IPL’s Explosive Segment Performance is Strong

More of Incitec Pivot’s Dividend News & Update and ASX IPL’s Profiting Analysis below:

Dyno Nobel Americas:

  • Dyno Nobel Americas (DNA) reported EBIT of US$182m (A$252m), up US$159m (A$220m) on pcp, supported by improved volumes and technology driven margin improvements
  • DNA explosives sales improved across all sectors: Quarry and Construction volumes increased 9% on pcp with strong infrastructure spending, Base and Precious Metals volumes increased 2% on pcp with gold and copper production driving growth, Coal volumes increased 17% on pcp with increased demand from the Powder River Basin
  • Continued technology growth with Electronic Detonator sales and further Delta-E uptake
  • Waggaman plant production and efficiency were strong through to the unexpected outage in mid-February, with the plant continuing to perform well since the restart in April.

Dyno Nobel Asia Pacific:

  • Dyno Nobel Asia Pacific delivered EBIT of A$79m, up 13% (A$9m) on pcp, improved by solid growth in volumes across all markets, technology, and recovery in the international business
  • Strong momentum in technology continued with revenue growth and margin expansion with Electronic Detonators sales up 20% and premium emulsions up 16%, on pcp
  • The end of WA contract losses (as previously disclosed in 2018) accounted for a $4m earnings improvement on pcp.

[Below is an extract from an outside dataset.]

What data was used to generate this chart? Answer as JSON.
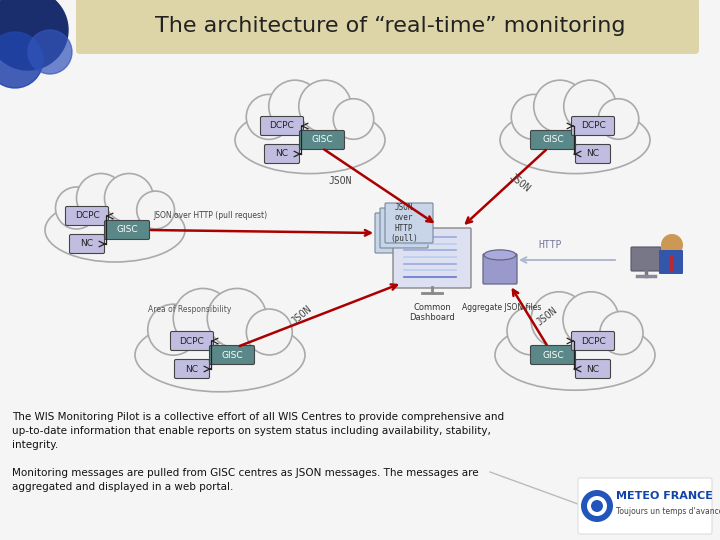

Incitec Pivot Dividends Deserve a Look

ipl dividends
Source: ASX

Incitec Pivot dividends have taken off recently as the firm’s business segments are boosted by high demand and prices. Shares are currently trading with a 5% dividend yield, fully franked. Expectations for the 2H22 results remain bullish, and a dividend expectation is higher than we saw 12 months ago.

But there is more to ASX IPL’s dividends than just what will come in the second half of this year. As demand increases, the high volume of sales will increase IPL’s revenues in the short-to-medium term. The high prices of fertilisers and explosives will improve profit margins.

This improved business performance will increase dividend distributions further. The dividend policy for ASX IPL currently pays out about 50% of NPAT. As NPAT increases due to high profitability, so will the dividends.

Summing Up

Incitec Pivot’s operates in the fertiliser and explosives segment. Prices and demand for both these products have expanded. Fertiliser prices have reached the peaks last seen in 2008, and explosives prices are rising on the back of heightened activity in the mining sector. This business tailwind is expected to continue as the Russia-Ukraine war has exasperated the food and energy crisis. Given the critical nature and market position of IPL, they are successfully able to pass on the inflationary costs to its customers. Hence, IPL’s profitability is increasing, and they are in line to increase dividends once again for FY22. This is another growth + dividend play with a 5% dividend yield that is trading at a P/E of just 6x for FY22.